Avec cette longue évocation de Malika, musulmane qui a grandi dans un bidonville de Nanterre, renversée par un camion à l’âge de 3 ans, recueillie et élevée par des religieuses et convertie au catholicisme à 30 ans. Et quand le ministre Emmanuel Macron lui demande, parce qu’il va la décorer, s’il y a quelque chose qui lui importe elle dit : "Dites simplement que je suis française". Et la salle de la Mutualité toute acquise au "stand up" macronien (l’homme a fait du théâtre et est plutôt bon) chavire…
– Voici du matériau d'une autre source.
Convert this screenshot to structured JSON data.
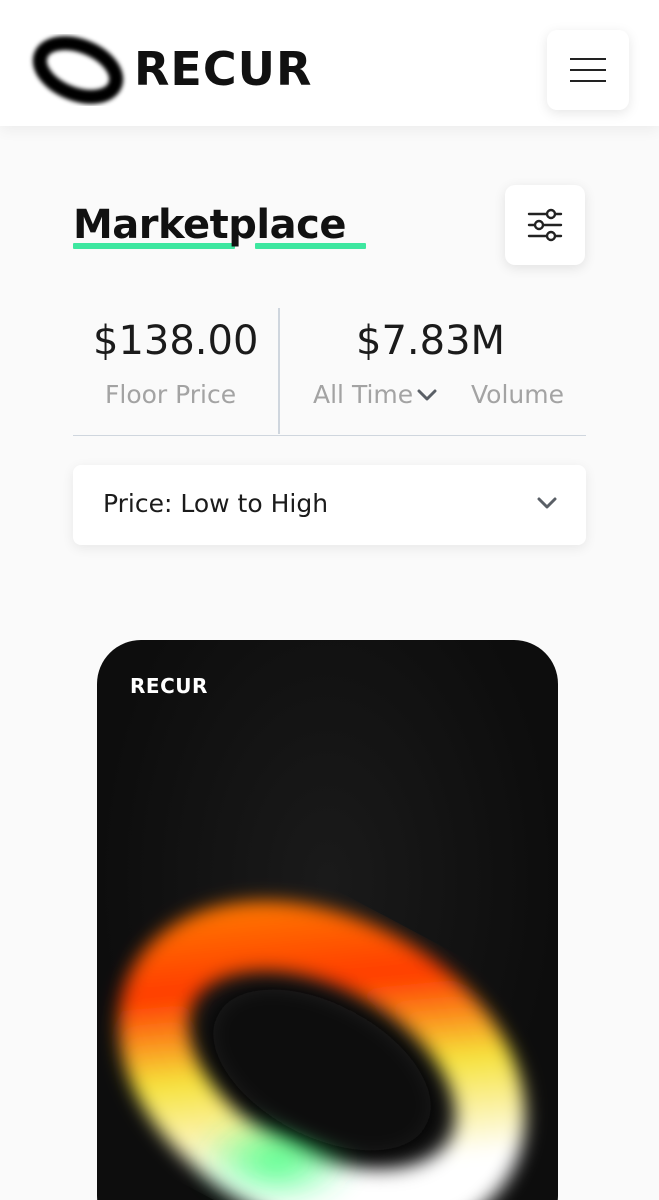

En fait Emmanuel Macron qui dit à ses supporters qu’à "partir de ce soir il va prendre tous les risques avec eux" est beaucoup plus malin qu’il n’en a l’air. Il s’inscrit dans une vague populiste non pas "anti" mais "pro". Son discours n’est justement pas dans "le ni-ni". Tout au contraire il se veut au-delà. Rassembleur certes mais en fait totalement dans "l’air du temps" : il propose de ne plus traiter les questions dans le clivage ordinal classique entre la droite et la gauche. Il en appelle à la "sève de la Constitution" (il est amusant de noter que le texte qui sous-titrait le propos d’Emmanuel Macron a écrit : "la fève") pour souligner que la présidentielle sous la Vème République est bien la rencontre entre un homme et le peuple de France. Au risque de surprendre je dirai que Macron était gaullien ce soir. Reste à savoir si ces accents-là ont encore de l’audience dans le pays.

Frédéric Métézeau : Tout d'abord, son positionnement ne me paraît pas ambigu dans la mesure où il a déjà dit clairement qu'il ne se réclamait ni de droite ni de gauche.

 

Ensuite, cette petite musique a effectivement toujours été un petit peu populaire. En son temps, François Bayrou (en 2007 et dans une moindre mesure en 2012) a été porté de façon assez forte par ce positionnement. 18,57% des voix à l'élection présidentielle, ce n'est pas rien. C'est populaire, mais cela ne suffit pas à faire gagner une élection.

Que ce soit dans la tête, dans les gens ou dans les institutions, le clivage gauche-droite est aujourd'hui fortement ancré. Nous avons des institutions qui sont bipolaires. L'élection présidentielle (deux candidats obligatoirement au second tour) et les législatives (scrutin majoritaire à deux tours) favorisent les gros partis. Les législatives permettent dans le cadre d'une triangulaire de s'imposer, mais pas la présidentielle.

Il est par ailleurs intéressant de noter que nous avons aujourd'hui une structure bipolaire avec un paysage tripartie (Front nationale - droite républicaine - Parti socialiste et alliés). Au-delà du clivage droite - gauche, il y a donc le clivage droite - gauche – FN, et un autre qui pourrait bien être le plus profond : celui qui se structure autour de l'acceptation ou non de la mondialisation telle qu'elle se fait et d'une certaine forme de construction européenne. Le camp du refus de cette mondialisation regroupe tout aussi bien des gens du Front de Gauche, du Front national, une partie des Verts, du Parti socialiste et de la droite souverainiste, même si tous ces gens ne doivent pas être mis dans le même panier.